We learned something rather counterintuitive this year about response rates when communicating with a virtual network. Our unit coordinates an expert network of communicators and educators with over 600 people particpating around the world. This network from time to time is asked to contribute their thoughts in planning and decision-making, so their response is important. You would think that interacting with a network of communicators would be a breeze. As it turns out, it is, if you ask the right questions in the right way – therein lies the learning.

Every four years this network gets a new Strategic Plan, a process lead by a Steering Committee of 15 people and validated by the network. Our first message to the group in this process seemed simple enough – the Steering Commitee had identified 3 options for a tag line for the Commission – pick your favorite one. That message went out to 600 people and one week later we had, wait for it, 8 replies. That is a response rate of 1.3% – not statistically relevant. So we did not have our tag line.
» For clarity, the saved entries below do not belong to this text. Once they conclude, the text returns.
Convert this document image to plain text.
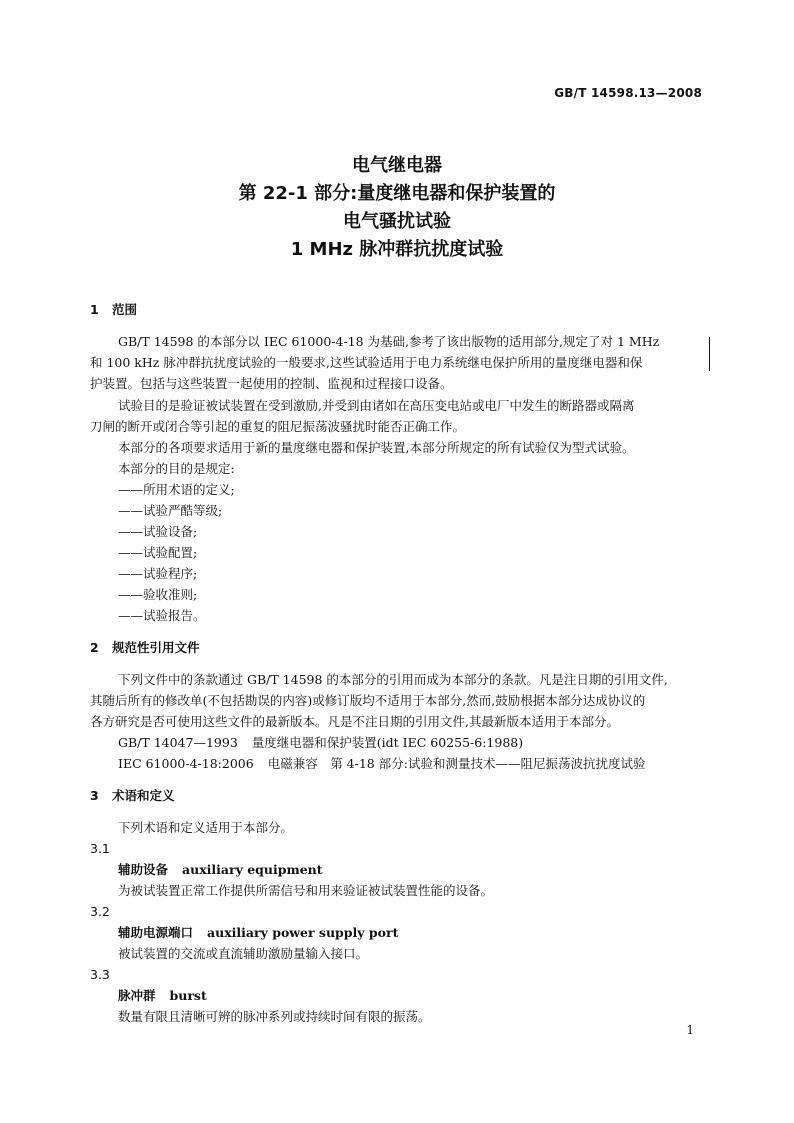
GB/T 14598.13—2008
电气继电器
第 22-1 部分:量度继电器和保护装置的
电气骚扰试验
1 MHz 脉冲群抗扰度试验
1 范围
GB/T 14598 的本部分以 IEC 61000-4-18 为基础,参考了该出版物的适用部分,规定了对 1 MHz
和 100 kHz 脉冲群抗扰度试验的一般要求,这些试验适用于电力系统继电保护所用的量度继电器和保
护装置。包括与这些装置一起使用的控制、监视和过程接口设备。
试验目的是验证被试装置在受到激励,并受到由诸如在高压变电站或电厂中发生的断路器或隔离
刀闸的断开或闭合等引起的重复的阻尼振荡波骚扰时能否正确工作。
本部分的各项要求适用于新的量度继电器和保护装置,本部分所规定的所有试验仅为型式试验。
本部分的目的是规定:
——所用术语的定义;
——试验严酷等级;
——试验设备;
——试验配置;
——试验程序;
——验收准则;
——试验报告。
2 规范性引用文件
下列文件中的条款通过 GB/T 14598 的本部分的引用而成为本部分的条款。凡是注日期的引用文件,
其随后所有的修改单(不包括勘误的内容)或修订版均不适用于本部分,然而,鼓励根据本部分达成协议的
各方研究是否可使用这些文件的最新版本。凡是不注日期的引用文件,其最新版本适用于本部分。
GB/T 14047—1993 量度继电器和保护装置(idt IEC 60255-6:1988)
IEC 61000-4-18:2006 电磁兼容　第 4-18 部分:试验和测量技术——阻尼振荡波抗扰度试验
3 术语和定义
下列术语和定义适用于本部分。
3.1
辅助设备 auxiliary equipment
为被试装置正常工作提供所需信号和用来验证被试装置性能的设备。
3.2
辅助电源端口 auxiliary power supply port
被试装置的交流或直流辅助激励量输入接口。
3.3
脉冲群 burst
数量有限且清晰可辨的脉冲系列或持续时间有限的振荡。
1
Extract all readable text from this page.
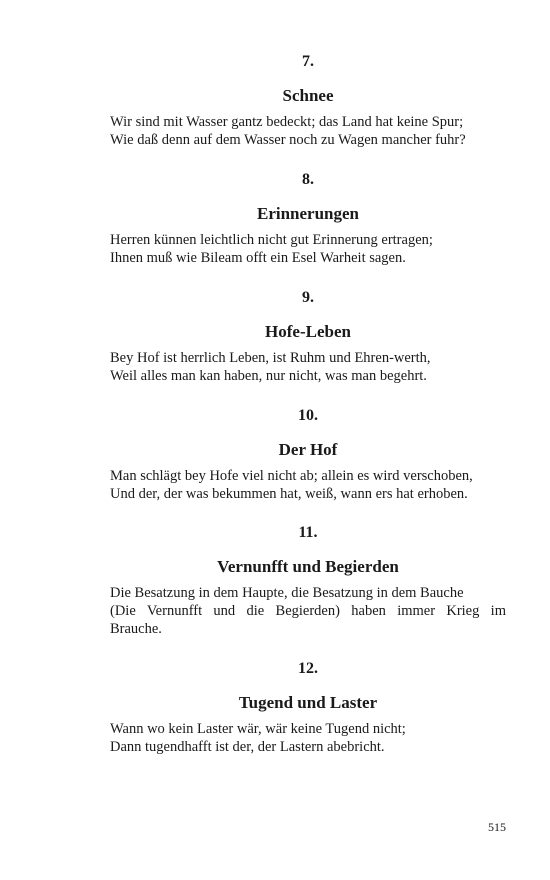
7.
Schnee
Wir sind mit Wasser gantz bedeckt; das Land hat keine Spur;
Wie daß denn auf dem Wasser noch zu Wagen mancher fuhr?
8.
Erinnerungen
Herren künnen leichtlich nicht gut Erinnerung ertragen;
Ihnen muß wie Bileam offt ein Esel Warheit sagen.
9.
Hofe-Leben
Bey Hof ist herrlich Leben, ist Ruhm und Ehren-werth,
Weil alles man kan haben, nur nicht, was man begehrt.
10.
Der Hof
Man schlägt bey Hofe viel nicht ab; allein es wird verschoben,
Und der, der was bekummen hat, weiß, wann ers hat erhoben.
11.
Vernunfft und Begierden
Die Besatzung in dem Haupte, die Besatzung in dem Bauche
(Die Vernunfft und die Begierden) haben immer Krieg im
Brauche.
12.
Tugend und Laster
Wann wo kein Laster wär, wär keine Tugend nicht;
Dann tugendhafft ist der, der Lastern abebricht.
515
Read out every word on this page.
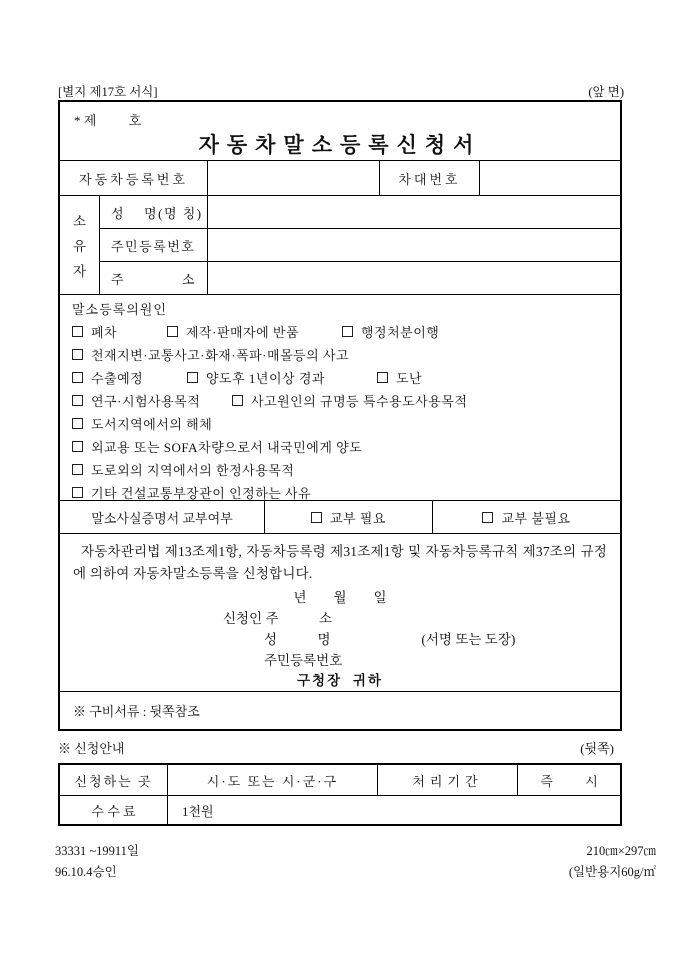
[별지 제17호 서식]	(앞 면)
* 제          호
자동차말소등록신청서
자동차등록번호	차대번호
소
유
자
성    명(명 칭)
주민등록번호
주            소
말소등록의원인
폐차	제작·판매자에 반품	행정처분이행
천재지변·교통사고·화재·폭파·매몰등의 사고
수출예정	양도후 1년이상 경과	도난
연구·시험사용목적	사고원인의 규명등 특수용도사용목적
도서지역에서의 해체
외교용 또는 SOFA차량으로서 내국민에게 양도
도로외의 지역에서의 한정사용목적
기타 건설교통부장관이 인정하는 사유
말소사실증명서 교부여부	교부 필요	교부 불필요
자동차관리법 제13조제1항, 자동차등록령 제31조제1항 및 자동차등록규칙 제37조의 규정에 의하여 자동차말소등록을 신청합니다.
년        월        일
신청인 주            소
성            명	(서명 또는 도장)
주민등록번호
구청장  귀하
※ 구비서류 : 뒷쪽참조
※ 신청안내	(뒷쪽)
신청하는 곳	시·도 또는 시·군·구	처리기간	즉          시
수 수 료	1천원
33331 ~19911일
96.10.4승인
210㎝×297㎝
(일반용지60g/㎡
Our next challenge was to get inputs to the Strategic Plan itself – a 25-page text document. How could we possibly get a better response rate on a dense document, when only 8 people answered a one-liner? Well, what we decided to do was to NOT send the whole document as an attachment to the group of 600 asking “Dear Commission Members, please find attached a 25-page document for your comments”. If you really did not want comments, that would be a strategic way to do it.
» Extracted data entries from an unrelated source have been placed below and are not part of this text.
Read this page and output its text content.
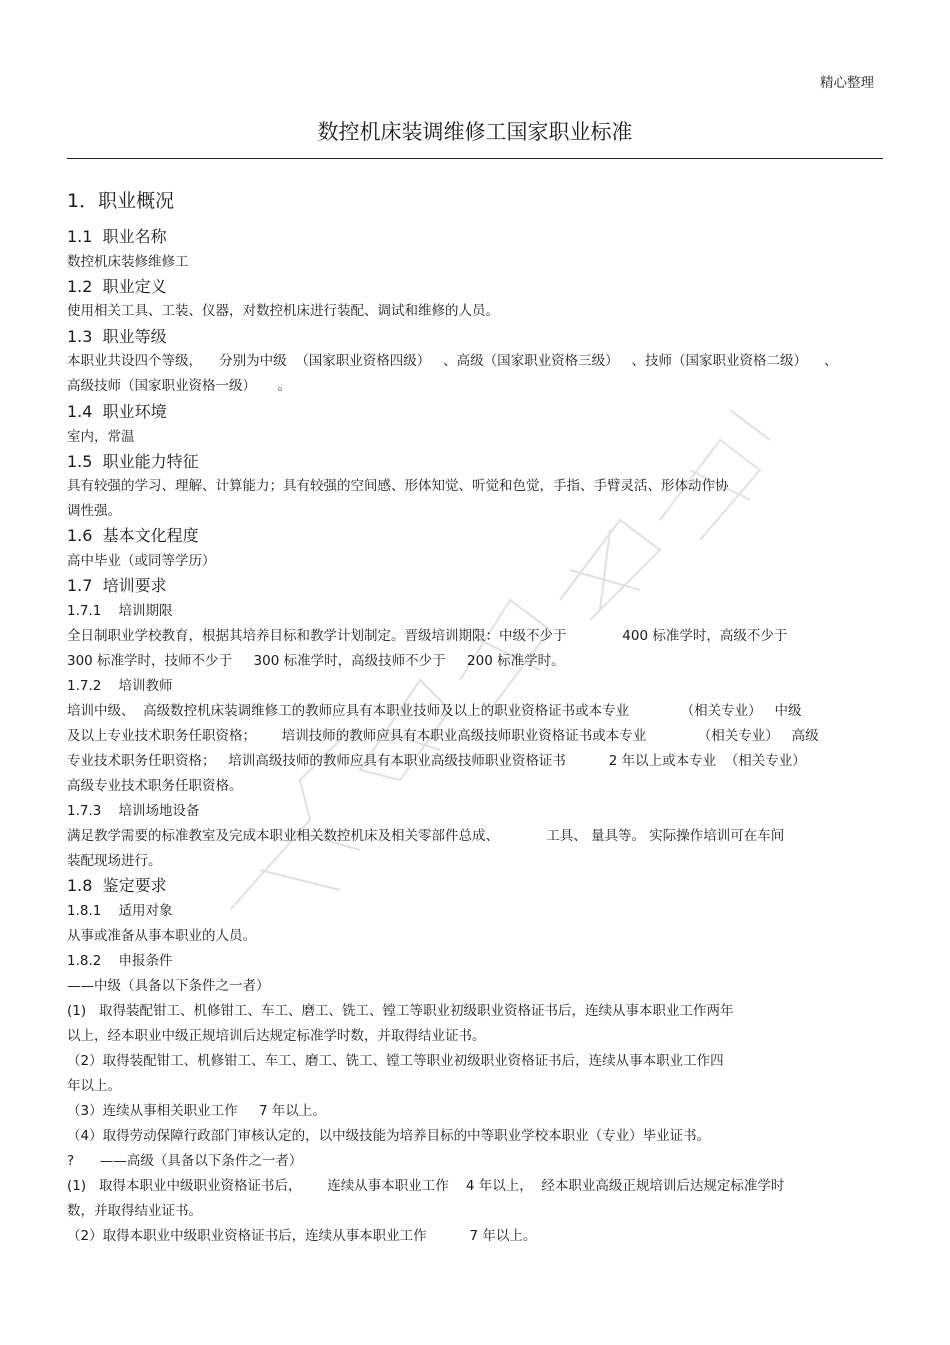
精心整理
数控机床装调维修工国家职业标准
1．职业概况
1.1  职业名称
数控机床装修维修工
1.2  职业定义
使用相关工具、工装、仪器，对数控机床进行装配、调试和维修的人员。
1.3  职业等级
本职业共设四个等级，    分别为中级  （国家职业资格四级）   、高级（国家职业资格三级）   、技师（国家职业资格二级）    、
高级技师（国家职业资格一级）     。
1.4  职业环境
室内，常温
1.5  职业能力特征
具有较强的学习、理解、计算能力；具有较强的空间感、形体知觉、听觉和色觉，手指、手臂灵活、形体动作协
调性强。
1.6  基本文化程度
高中毕业（或同等学历）
1.7  培训要求
1.7.1    培训期限
全日制职业学校教育，根据其培养目标和教学计划制定。晋级培训期限：中级不少于             400 标准学时，高级不少于
300 标准学时，技师不少于     300 标准学时，高级技师不少于     200 标准学时。
1.7.2    培训教师
培训中级、  高级数控机床装调维修工的教师应具有本职业技师及以上的职业资格证书或本专业            （相关专业）   中级
及以上专业技术职务任职资格；      培训技师的教师应具有本职业高级技师职业资格证书或本专业            （相关专业）   高级
专业技术职务任职资格；   培训高级技师的教师应具有本职业高级技师职业资格证书          2 年以上或本专业  （相关专业）
高级专业技术职务任职资格。
1.7.3    培训场地设备
满足教学需要的标准教室及完成本职业相关数控机床及相关零部件总成、           工具、 量具等。 实际操作培训可在车间
装配现场进行。
1.8  鉴定要求
1.8.1    适用对象
从事或准备从事本职业的人员。
1.8.2    申报条件
——中级（具备以下条件之一者）
(1)   取得装配钳工、机修钳工、车工、磨工、铣工、镗工等职业初级职业资格证书后，连续从事本职业工作两年
以上，经本职业中级正规培训后达规定标准学时数，并取得结业证书。
（2）取得装配钳工、机修钳工、车工、磨工、铣工、镗工等职业初级职业资格证书后，连续从事本职业工作四
年以上。
（3）连续从事相关职业工作     7 年以上。
（4）取得劳动保障行政部门审核认定的，以中级技能为培养目标的中等职业学校本职业（专业）毕业证书。
?      ——高级（具备以下条件之一者）
(1)   取得本职业中级职业资格证书后，      连续从事本职业工作    4 年以上，  经本职业高级正规培训后达规定标准学时
数，并取得结业证书。
（2）取得本职业中级职业资格证书后，连续从事本职业工作          7 年以上。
Instead, we wrote a short email that informed people about the draft document and asked for volunteers to read it and give comments. Now this was a very different question, and demanded a different response. People needed to write us back first explicitly that they wanted to read the document, and would send comments. This extra step, effectively a commitment statement, proved to be important in terms of getting people’s involvement. What they got back then was a personalised email from me with the document, instructions, and a sincere thank you in advance. This time our initial response rate was over 100 people (asking to read the document) and of those over 80 sent in their comments, which were extensive, thoughtful, and significantly strengthened that important document. The final response rate was 13% – it might sound low, but when it’s you that’s incorporating 2000 pages of detailed comments to a document, it is quite sufficient.

What’s more – on page 13 of the document, in the middle of the page, we listed the three tag lines and noted that the Steering Committee requested Commission members to vote for A, B, or C. This time amazingly everyone wrote their vote into the document, and we have our tag line (and most importantly some new learning about) – Creating the Climate for Change.